"Wah, kalau diceritakan sehari sendiri ini hehe ... tapi tak apa. Singkatnya begini. Aku membelot dari kelompok mereka karena gelagatnya kurang baik. Benar saja. Mereka memang berniat mencelakai, tepatnya menghancurkan anak cucu juragan sepuh untuk bisa menguasai seluruh asset kekayaan keluarga," urai Sadrach sambil mengenang enam tahun silam.
"Ngeri sekali manakala diperintahkan untuk membunuh dengan cara membakar kendaraan juragan sepuh. Untungnya saja, masih ada kesempatan untuk memanipulasi. Rencana jahat itu dikemukakan seminggu sebelumnya sehingga dalam waktu singkat aku bisa berkoordinasi dengan beberapa orang yang bisa kupercaya. Serem. Seperti film detektiflah! Untung saja aku hobi banget nonton yang gitu-gitu! Hehe ...," ungkapnya.
"Waow ... luar biasa. Kami sangat berutang budi kepada Njenengan Om!
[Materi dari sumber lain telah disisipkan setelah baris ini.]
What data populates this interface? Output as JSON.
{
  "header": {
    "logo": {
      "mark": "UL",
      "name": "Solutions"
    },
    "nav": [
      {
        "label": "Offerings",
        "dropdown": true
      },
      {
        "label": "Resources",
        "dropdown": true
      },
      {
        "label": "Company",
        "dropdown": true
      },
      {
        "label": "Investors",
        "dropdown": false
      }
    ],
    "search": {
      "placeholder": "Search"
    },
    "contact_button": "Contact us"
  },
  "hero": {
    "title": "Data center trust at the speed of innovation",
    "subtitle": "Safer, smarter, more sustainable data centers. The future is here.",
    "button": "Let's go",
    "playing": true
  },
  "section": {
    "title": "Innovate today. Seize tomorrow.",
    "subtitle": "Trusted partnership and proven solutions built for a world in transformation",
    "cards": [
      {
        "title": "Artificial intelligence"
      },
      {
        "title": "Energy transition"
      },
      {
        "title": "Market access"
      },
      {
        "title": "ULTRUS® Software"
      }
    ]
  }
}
Terima kasih banyak telah menyelamatkan kedua orang tua kami!" ucap tulus Nu bangga sambil memeluk saudara kepercayaan ayahnya itu.
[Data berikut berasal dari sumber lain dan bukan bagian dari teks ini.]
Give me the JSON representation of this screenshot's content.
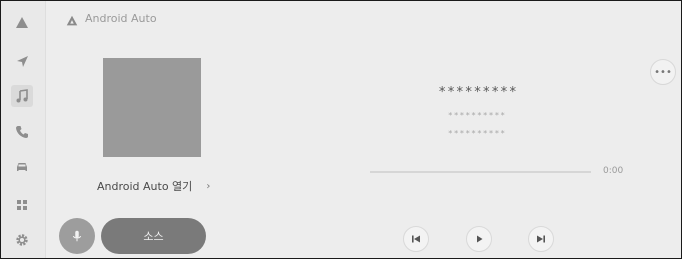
{
  "header": {
    "title": "Android Auto"
  },
  "sidebar": {
    "items": [
      {
        "icon": "android-auto-icon",
        "active": false
      },
      {
        "icon": "navigation-arrow-icon",
        "active": false
      },
      {
        "icon": "music-note-icon",
        "active": true
      },
      {
        "icon": "phone-icon",
        "active": false
      },
      {
        "icon": "car-icon",
        "active": false
      },
      {
        "icon": "apps-grid-icon",
        "active": false
      },
      {
        "icon": "settings-gear-icon",
        "active": false
      }
    ]
  },
  "media": {
    "open_label": "Android Auto 열기",
    "source_label": "소스",
    "track_title": "*********",
    "track_line_1": "**********",
    "track_line_2": "**********",
    "time": "0:00",
    "progress": 0
  }
}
"Ya, sebenarnya saat itu ya ... cukup riskan bagiku, tapi aku yakin aja. Kalau kita berjalan pada rel kebenaran, pasti akan ada jalan dan pertolongan dari Tuhan. Uniknya, segala sesuatu dilancarkan. Bertemu orang baik yang bisa kupercaya dan melakukan semua yang kuminta adalah anugerah-Nya semata. Pokoknya ... jangan tinggalkan iman dan jangan pula tanggalkan harapan!" pungkas Sabrang.Â
"Eh, jangan lupa namaku Sabrang, ya! Hahaha jangan salah panggil maksudnya!"
"Iya, Om. Kok bisa kepikiran nama itu, bagaimana?"
"Karena aku telah membelot, berseberangan dengan paham yang dianut oleh mereka yang menurutku jahat dan serakah saja!"
"Wah, hebat juga! Njenengan sangat berani. Melawan dengan diam-diam seperti itu pasti butuh keberanian. Taruhannya nyawa!" puji Nu dengan tulus. "Sementara saat ini masalah besar kami adalah: kedua putra kami yang masih belum ada kabar! Mohon bantu mendoakan, ya Om!" ujar Nu.
"Percayakan kepada Tuhan! Pasti terbaik yang dilakukan-Nya!"